Unfortunately, you have to put up with her in your life because she and your boyfriend share children together. so the question is: how do you deal with her? I'm afraid the only way is for you to be incredibly grown-up. Don't be drawn into fights with her. Don't let her upset you. Don't retaliate or talk back to her. Certainly don't be drawn into a competition. Keep your contact with her to a minimum (no more unnecessary meetings - she's met you now and you're not a show pony to jump when she clicks her fingers). Go about your own business in a quiet and graceful way, and when you do have to cope with her, deal with her with impeccable politeness but distance (imagine she's a difficult client). If she starts being disrespectful, say (very calmly) 'I don't think this is appropriate' and walk away from the situation (and I mean physically - get out of there!). Be polite, but always cut straight to the chase, and don't get drawn into small talk. Remember, someone can only disrespect you and destroy your self-esteem if you allow them to get to you.

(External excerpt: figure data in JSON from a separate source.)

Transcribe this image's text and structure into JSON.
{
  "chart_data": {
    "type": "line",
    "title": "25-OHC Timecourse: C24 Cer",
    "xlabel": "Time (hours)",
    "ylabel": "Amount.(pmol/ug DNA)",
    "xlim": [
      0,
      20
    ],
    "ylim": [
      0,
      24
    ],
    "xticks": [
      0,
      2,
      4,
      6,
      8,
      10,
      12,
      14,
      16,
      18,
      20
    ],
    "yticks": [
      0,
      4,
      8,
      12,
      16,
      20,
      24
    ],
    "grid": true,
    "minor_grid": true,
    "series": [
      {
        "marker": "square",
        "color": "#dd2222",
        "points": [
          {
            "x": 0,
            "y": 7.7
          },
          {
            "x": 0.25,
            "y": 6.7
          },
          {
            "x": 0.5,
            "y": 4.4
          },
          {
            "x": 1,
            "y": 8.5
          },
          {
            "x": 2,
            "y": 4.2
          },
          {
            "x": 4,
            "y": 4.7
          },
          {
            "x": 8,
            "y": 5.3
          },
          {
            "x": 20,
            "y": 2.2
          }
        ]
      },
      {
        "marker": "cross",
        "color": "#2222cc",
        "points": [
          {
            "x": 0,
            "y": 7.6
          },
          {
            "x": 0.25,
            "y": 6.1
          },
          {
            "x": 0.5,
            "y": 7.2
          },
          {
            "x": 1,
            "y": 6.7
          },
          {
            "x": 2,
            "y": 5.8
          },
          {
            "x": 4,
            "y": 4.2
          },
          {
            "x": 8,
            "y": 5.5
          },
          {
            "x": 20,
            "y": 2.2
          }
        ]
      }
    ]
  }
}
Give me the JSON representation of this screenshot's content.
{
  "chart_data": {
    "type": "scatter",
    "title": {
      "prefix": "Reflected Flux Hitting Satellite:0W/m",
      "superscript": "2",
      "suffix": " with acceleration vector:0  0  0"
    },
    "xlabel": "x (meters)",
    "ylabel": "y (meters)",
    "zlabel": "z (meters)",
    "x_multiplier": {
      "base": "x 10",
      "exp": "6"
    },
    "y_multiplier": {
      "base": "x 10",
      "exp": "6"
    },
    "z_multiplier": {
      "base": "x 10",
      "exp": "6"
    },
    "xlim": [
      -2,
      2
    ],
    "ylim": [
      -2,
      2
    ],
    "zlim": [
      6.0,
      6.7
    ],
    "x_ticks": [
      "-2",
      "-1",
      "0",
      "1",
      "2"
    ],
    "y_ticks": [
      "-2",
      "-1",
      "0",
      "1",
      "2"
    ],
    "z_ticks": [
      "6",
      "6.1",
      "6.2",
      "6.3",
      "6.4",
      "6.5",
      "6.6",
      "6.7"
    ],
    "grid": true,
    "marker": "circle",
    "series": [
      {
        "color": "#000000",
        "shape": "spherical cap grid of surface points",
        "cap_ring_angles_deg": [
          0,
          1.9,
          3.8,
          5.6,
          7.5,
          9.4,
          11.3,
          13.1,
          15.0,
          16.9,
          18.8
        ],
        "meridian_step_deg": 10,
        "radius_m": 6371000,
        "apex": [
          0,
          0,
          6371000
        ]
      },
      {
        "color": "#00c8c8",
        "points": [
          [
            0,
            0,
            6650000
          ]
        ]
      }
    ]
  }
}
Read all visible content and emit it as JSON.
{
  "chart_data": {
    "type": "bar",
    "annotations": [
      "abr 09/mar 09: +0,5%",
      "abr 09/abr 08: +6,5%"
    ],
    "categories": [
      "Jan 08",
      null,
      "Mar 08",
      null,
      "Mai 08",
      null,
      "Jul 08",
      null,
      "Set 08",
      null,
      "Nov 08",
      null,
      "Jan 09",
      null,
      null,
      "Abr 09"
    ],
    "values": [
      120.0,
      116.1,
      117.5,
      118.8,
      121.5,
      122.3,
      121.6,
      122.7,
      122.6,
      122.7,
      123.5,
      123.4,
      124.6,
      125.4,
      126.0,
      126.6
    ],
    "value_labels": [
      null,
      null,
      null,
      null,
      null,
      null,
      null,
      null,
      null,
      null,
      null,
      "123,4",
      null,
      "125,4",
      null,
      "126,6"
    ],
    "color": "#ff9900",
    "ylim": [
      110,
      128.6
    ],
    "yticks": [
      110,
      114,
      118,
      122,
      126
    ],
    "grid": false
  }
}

Don't go to the final hearing - she's asked you not to in a formal manner, and it's simply picking a fight to attend. It's no skin off your nose to skip some deadly boring court proceedings, and you'll come out looking exceptionally classy! I suggest you spend the day doing something more productive, and meet your bf afterwards outside, looking stunning!

Once the divorce is finalized, don't let her dictate to you. Make it clear that it is indifferent to you whether she likes or hates you, that you're willing to treat her with respect as the step-mother to her kids and that you expect the same in return. Be firm and strong and you will win this one hands down AND your boyfriend will really respect your ability to handle the situation in an elegant fashion.